Method 4: IoT Cloud Tester

You can also use the IoT Cloud Tester application to create your BigQuery Dataset. Follow the easy steps given below to use this tool:

  • Step 1: Open your IoT Cloud Tester application and navigate to the BigQuery Tab > Datasets Tab.
  • Step 2: Click on the Add Dataset button. An Add Dataset window will pop up on your screen. Provide a unique Dataset Name for the Dataset ID and click on the Add button.

IoT Cloud Tester

  • Step 3: IoT Cloud Tester application will now make a POST request for creating the BigQuery Dataset. You can click on the Console button to check the request made where the Dataset ID is passed as a JSON Object.

JSON Object

  • Step 4: You can go to your Google Console to check if the required dataset has been created.

API and Client LibrariesMethod 5: API and Client Libraries 

Owing to its flexibility, BigQuery allows you to create datasets using several client libraries such as C#, Go, Java, Node.js, PHP, Python & Ruby.

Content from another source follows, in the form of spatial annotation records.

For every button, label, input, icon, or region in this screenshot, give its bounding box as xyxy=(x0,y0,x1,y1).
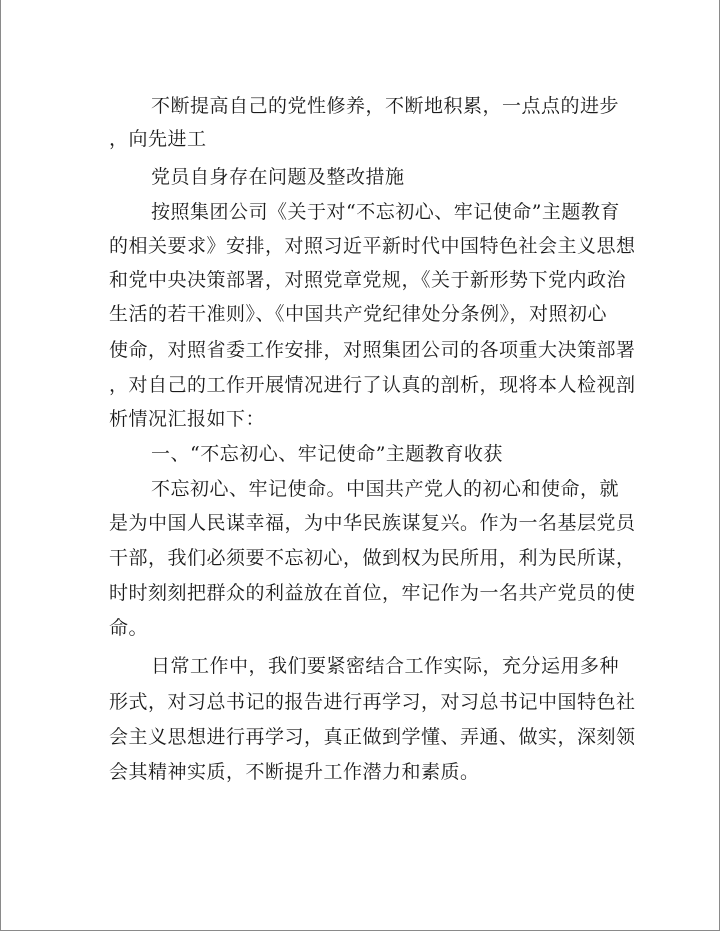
text-line: ，向先进工 xyxy=(109,128,207,150)
text-line: 使命，对照省委工作安排，对照集团公司的各项重大决策部署 xyxy=(109,339,636,361)
text-line: 日常工作中，我们要紧密结合工作实际，充分运用多种 xyxy=(151,655,620,677)
text-line: 和党中央决策部署，对照党章党规，《关于新形势下党内政治 xyxy=(109,269,627,291)
text-line: ，对自己的工作开展情况进行了认真的剖析，现将本人检视剖 xyxy=(109,374,636,396)
text-line: 的相关要求》安排，对照习近平新时代中国特色社会主义思想 xyxy=(109,235,636,257)
text-line: 时时刻刻把群众的利益放在首位，牢记作为一名共产党员的使 xyxy=(109,582,636,604)
text-line: 不断提高自己的党性修养，不断地积累，一点点的进步 xyxy=(151,95,620,117)
text-line: 会主义思想进行再学习，真正做到学懂、弄通、做实，深刻领 xyxy=(109,726,636,748)
text-line: 干部，我们必须要不忘初心，做到权为民所用，利为民所谋， xyxy=(109,547,636,569)
text-line: 是为中国人民谋幸福，为中华民族谋复兴。作为一名基层党员 xyxy=(109,512,636,534)
section-heading: 党员自身存在问题及整改措施 xyxy=(151,166,405,188)
text-line: 按照集团公司《关于对“不忘初心、牢记使命”主题教育 xyxy=(151,201,620,223)
text-line: 不忘初心、牢记使命。中国共产党人的初心和使命，就 xyxy=(151,478,620,500)
text-line: 命。 xyxy=(109,617,149,639)
text-line: 生活的若干准则》、《中国共产党纪律处分条例》，对照初心 xyxy=(109,303,608,325)
text-line: 形式，对习总书记的报告进行再学习，对习总书记中国特色社 xyxy=(109,691,636,713)
text-line: 会其精神实质，不断提升工作潜力和素质。 xyxy=(109,761,480,783)
text-line: 析情况汇报如下： xyxy=(109,408,266,430)
section-heading: 一、“不忘初心、牢记使命”主题教育收获 xyxy=(151,443,503,465)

You can also call the datasets. Insert method along with a defined dataset resource.

Conclusion

In this article, you have learned how to easily create BigQuery Dataset using 5 different methods. The Google Cloud Platform provides an easy-to-use Interface i.e the Google Cloud Console to perform the basic administrative tasks. You can also SQL, Bq commands, or programming languages like C#, Go, Java, Node.js, PHP, Python & Ruby to create your datasets.